13. Index Numbers and Inflation:
- Inflation refers to a sustained increase in the general price level.
- Price indices like CPI and WPI are the primary tools used to measure the rate of inflation.
- Rate of Inflation = [(Index(Current) - Index(Previous)) / Index(Previous)] × 100
Multiple Choice Questions (MCQs):
-
An index number which accounts for the relative importance of items is known as:
a) Simple Index Number
b) Weighted Index Number
c) Value Index Number
d) Quantity Index Number -
Laspeyres' price index uses weights based on:
a) Current year quantities
b) Base year quantities
c) Average of base and current year quantities
d) Base year prices -
If the price index for a year is 150, it means that prices have increased by ______ compared to the base year.
a) 150%
b) 100%
c) 50%
d) 250% -
Which index number satisfies both the Time Reversal Test and the Factor Reversal Test?
a) Laspeyres' Index
b) Paasche's Index
c) Fisher's Ideal Index
d) Simple Aggregative Index -
The Consumer Price Index (CPI) measures changes in:
a) Wholesale prices of commodities
b) Retail prices of consumer goods and services
c) Volume of industrial production
d) Prices of agricultural inputs -
The formula ∑P1Q0 / ∑P0Q0 × 100 represents:
a) Paasche's Price Index
b) Fisher's Price Index
c) Laspeyres' Price Index
d) Simple Aggregative Price Index -
The base period for an index number should ideally be:
a) A period of very high prices
b) A period of very low prices
c) A normal period without major fluctuations
d) The most recent period available -
Which method of constructing index numbers is affected by the units in which prices are quoted?
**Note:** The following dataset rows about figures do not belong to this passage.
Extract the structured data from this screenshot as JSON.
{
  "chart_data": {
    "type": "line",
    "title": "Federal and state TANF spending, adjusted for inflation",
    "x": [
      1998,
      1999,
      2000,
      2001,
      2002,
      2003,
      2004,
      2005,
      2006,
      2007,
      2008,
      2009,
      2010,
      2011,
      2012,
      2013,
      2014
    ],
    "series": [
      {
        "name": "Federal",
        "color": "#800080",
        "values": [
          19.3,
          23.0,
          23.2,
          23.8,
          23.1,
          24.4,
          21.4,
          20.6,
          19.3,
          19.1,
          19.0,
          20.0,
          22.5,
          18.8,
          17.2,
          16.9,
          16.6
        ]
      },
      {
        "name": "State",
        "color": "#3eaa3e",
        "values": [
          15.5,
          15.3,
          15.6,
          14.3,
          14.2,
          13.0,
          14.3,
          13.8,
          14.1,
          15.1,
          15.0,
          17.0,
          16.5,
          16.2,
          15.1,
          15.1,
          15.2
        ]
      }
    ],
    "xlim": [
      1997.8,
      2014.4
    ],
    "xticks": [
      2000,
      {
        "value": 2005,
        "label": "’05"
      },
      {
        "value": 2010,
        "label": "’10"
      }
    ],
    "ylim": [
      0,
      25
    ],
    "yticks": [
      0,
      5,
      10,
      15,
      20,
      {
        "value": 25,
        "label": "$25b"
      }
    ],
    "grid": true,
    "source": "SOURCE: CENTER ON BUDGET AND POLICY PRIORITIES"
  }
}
a) Simple Average of Price Relatives
b) Weighted Average of Price Relatives
c) Simple Aggregative Method
d) Laspeyres' Method -
If nominal income is ₹50,000 and the CPI is 125, what is the real income?
a) ₹40,000
b) ₹62,500
c) ₹50,000
d) ₹37,500 -
The Index of Industrial Production (IIP) is an example of a:
a) Price Index
b) Value Index
c) Quantity Index
d) Cost of Living Index
Answers to MCQs:
- b) Weighted Index Number
- b) Base year quantities
- c) 50% (Index 150 means 150 - 100 = 50% increase over base 100)
- c) Fisher's Ideal Index
- b) Retail prices of consumer goods and services
- c) Laspeyres' Price Index
- c) A normal period without major fluctuations
- c) Simple Aggregative Method
- a) ₹40,000 (Real Income = (50000 / 125) * 100 = 40000)
- c) Quantity Index
Make sure you understand the formulas, the difference between the types of indices, and their specific applications like CPI, WPI, and IIP. Remember the limitations and problems associated with constructing these indices as well. Good luck with your preparation!